As a Space Science connoisseur, I thought I must congratulate NASA, JPL, Caltech and everyone involved in Perseverance’s successful landing on Mars, and also share some actual images of the Rover’s landing on the red planet. The featured image above was captured by a camera aboard the descent stage contraption—which jettisoned away after safely placing Percy on the ground.
The image on the left shows Percy’s one of the six wheels as she’s lowered onto the Martian soil. The right image is the first high-resolution color image sent by the Hazard Cameras (Hazcams) on the underside of the Rover after her landing on Feb 18, 2021. Notice how eerily similar the ground looks to a dry lake bed you might find here on Earth.
In fact, Perseverance landed on Jezero crater which was a lake billions of years ago. The inlet, outlet and the delta formation are strong evidence of water/liquid in Mars’ past. The ancient river delta is of particular interest as it could harbor signs of fossilized microbial life.
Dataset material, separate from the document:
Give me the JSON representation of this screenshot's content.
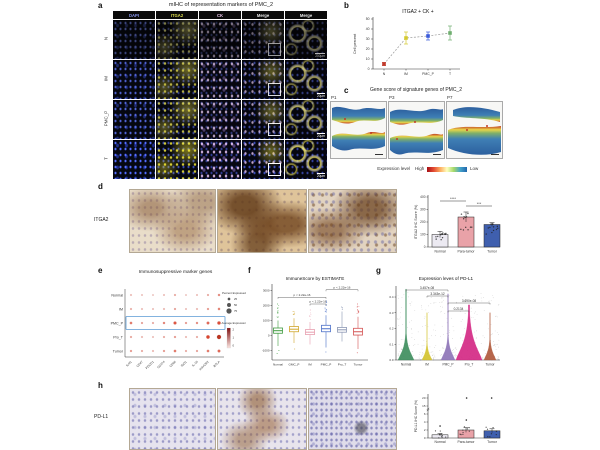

Perseverance is the most advanced of all the rovers that were sent to Mars and obviously, the team at JPL has incorporated all the learnings from the past rovers such as Curiosity (still functional) and Opportunity. The wheels, for example, are narrower than Curiosity’s, but bigger in diameter and are made of thicker aluminum. Percy has a total of 23 cameras and also a robotic arm to drill and collect samples to be sent back to Earth in a future mission. The samples collected are stored in a tube-like apparatus which will be dropped onto the ground to be picked up by a new rover in the future.
As with Curiosity, Perseverance is powered by a Multi-Mission Radioisotope Thermoelectric Generator (MMRTG), which uses the heat from the natural decay of plutonium-238 to generate electricity, which means Percy too could go on for several years. Perseverance weighs 1,025 kg (2,260 lbs), which is 126 kg (278 lbs) heavier than the Curiosity.
She also carries a car battery-sized device called Mars Oxygen In-Situ Resource Utilization Experiment (MOXIE), a technology demonstration that will produce oxygen from Martian atmospheric carbon dioxide. CO2 makes up ~96% of the gas in Mars’ atmosphere. Oxygen is only 0.13%, compared to 21% in Earth’s atmosphere.
Besides MOXIE, another technology demonstration Perseverance carried with her is a helicopter named Ingenuity, and when it flies, it’ll make it to the history books as the first powered flight in another world. It weighs about 1.8 kg (4 lbs) and its counter-rotating blades need to spin at about 2,400 rpm to be able to fly in the thin Martian atmosphere.